Dr. Go has been an active participant in decades of advances in the field of assisted reproductive technology.
Boston, Massachussets (PRWEB) October 13, 2011
Kathryn Go, PhD, Scientific and Laboratory Director at RSC New England, has been elected by the American Society for Reproductive Medicine to serve on the SART (Society for Assisted Reproductive Technology) Executive Council as Laboratory Director.
The American Society for Reproductive Medicine (ASRM) is recognized as the national and international leader for multidisciplinary information, education, advocacy and standards in reproductive medicine. ASRM is a non-profit organization whose members must demonstrate high ethical principles of the medical profession, evidence of an interest in infertility, reproductive medicine and biology, and adhere to the objectives of the Society (RSC New England is an ASRM member).
SART, an ASRM affiliate, is the primary organization of assisted reproductive technology (ART) professionals in the United States, which identifies and helps maintain the standards for ART in an effort to better serve patients.

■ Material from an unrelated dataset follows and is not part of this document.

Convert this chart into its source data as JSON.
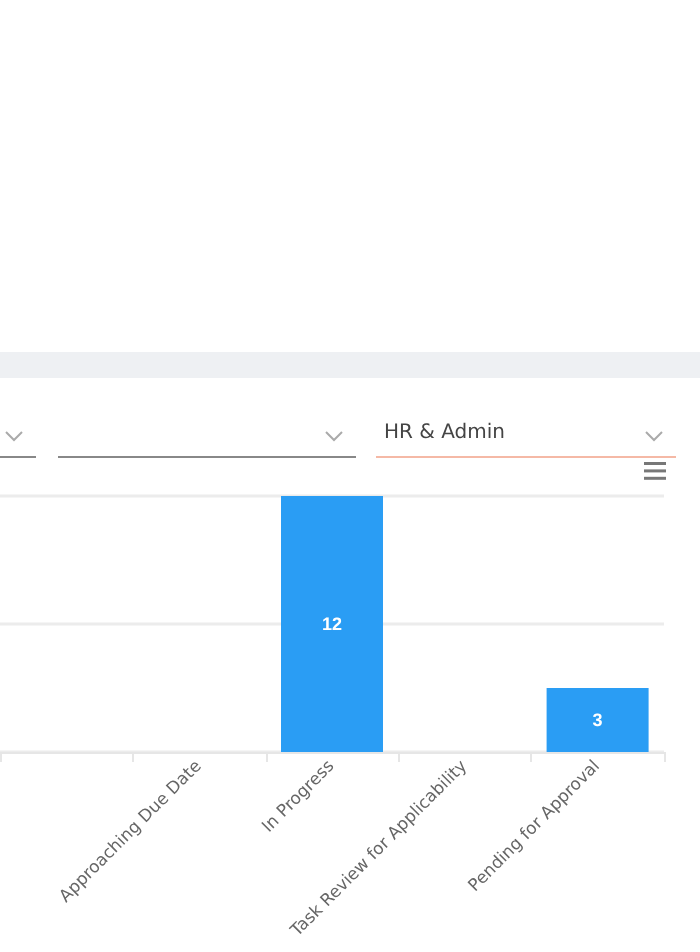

Beginning her career in assisted reproductive technology in the early 1980s (the first IVF live birth was in 1978), Dr. Go has been an active participant in decades of advances in the field of assisted reproductive technology. She served as the Director of the IVF Laboratory at Pennsylvania Hospital/Pennsylvania Reproductive Associates in Philadelphia for 21 years and joined the Reproductive Science Center of New England in 2006.
Dr. Go received her doctoral degree in molecular biology from the University of Pennsylvania, and completed a post-doctoral Fellowship in the Department of Physiology and Biochemistry at the Medical College of Pennsylvania.

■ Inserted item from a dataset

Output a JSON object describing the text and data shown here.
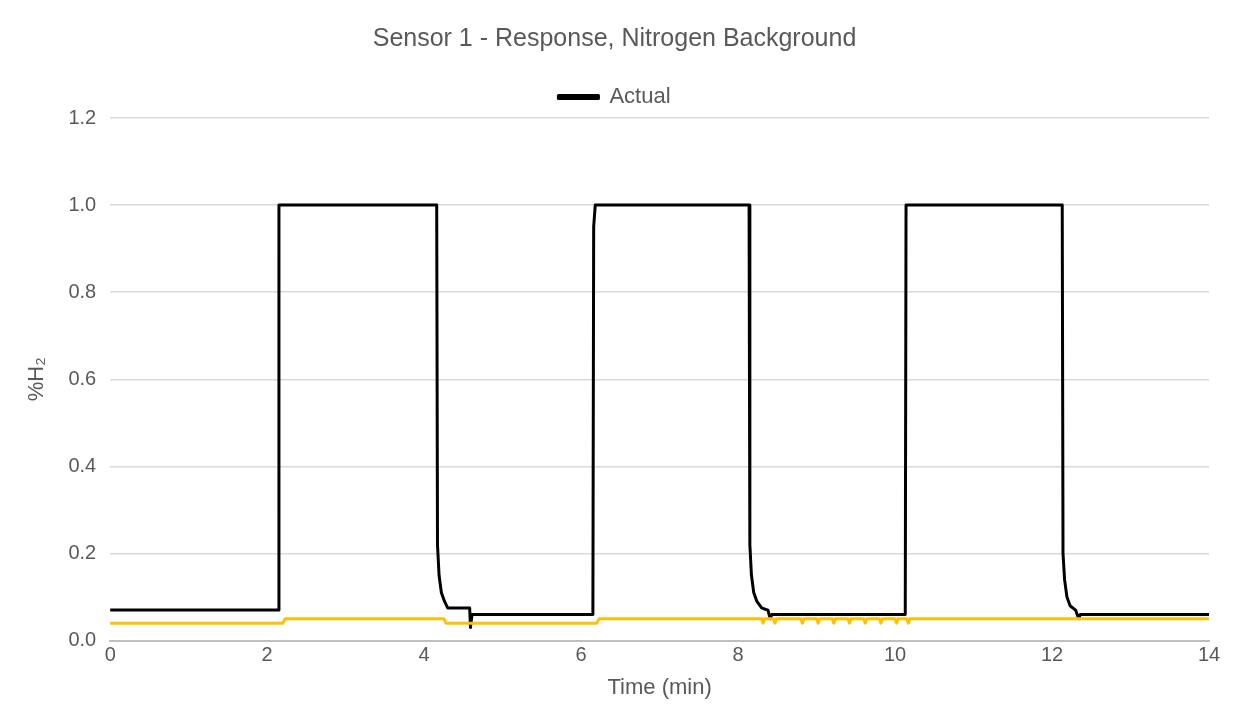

Board Certified as a high complexity laboratory director, Dr. Go has served two previous terms on the SART Executive Council. She was also a member of the Reproductive Biology Resource Committee of SART and the College of American Pathologists. A highly sought after expert, she has also served as a consultant to the ASRM Office of Government Affairs, was Chair of the Reproductive Biology Professional Group of the ASRM, and has also served on the faculties of the University of Pennsylvania and Thomas Jefferson University.
Dr. Go has an avid interest in pursuing and implementing new techniques in the laboratory to improve patient outcomes. She is the author of journal articles on quality control and clinical findings, as well as reviews on novel research areas in reproductive biology.
Research is an important part of the work performed by Dr. Go’s team of laboratory embryologists. During her 5 year tenure, RSC New England has enjoyed a high presentation acceptance rate at the ASRM national annual meetings.
At this year’s ASRM conference to be held in Florida October 15 through 19, Dr. Go will present the results of the Reproductive Science Center's studies that have yielded an effective model for flexible day of embryo transfer for in vitro fertilization (IVF).
"It has long been thought that the day of embryo transfer must be fixed," explains Dr. Go. "Following that model often leads to a patient’s treatment cycle being canceled when embryos do not sustain development to the targeted day of transfer."
Results of the RSC New England study suggest that treatment cycles may be unnecessarily cancelled. “Our approach maximizes the chances that a patient will complete her treatment cycle with the optimal (prescribed) number of embryos,” states Dr. Go. “It takes advantage of the well-established fact that embryo implantation is possible at all three days of transfer: 2, 3 and 5.”
The Reproductive Science Center of New England is entering its 25th year of providing comprehensive diagnosis, evaluation and treatment for infertility. RSC New England operates fertility clinics in Massachusetts, New Hampshire and Rhode Island and is among the 10 largest fertility treatment providers in the United States.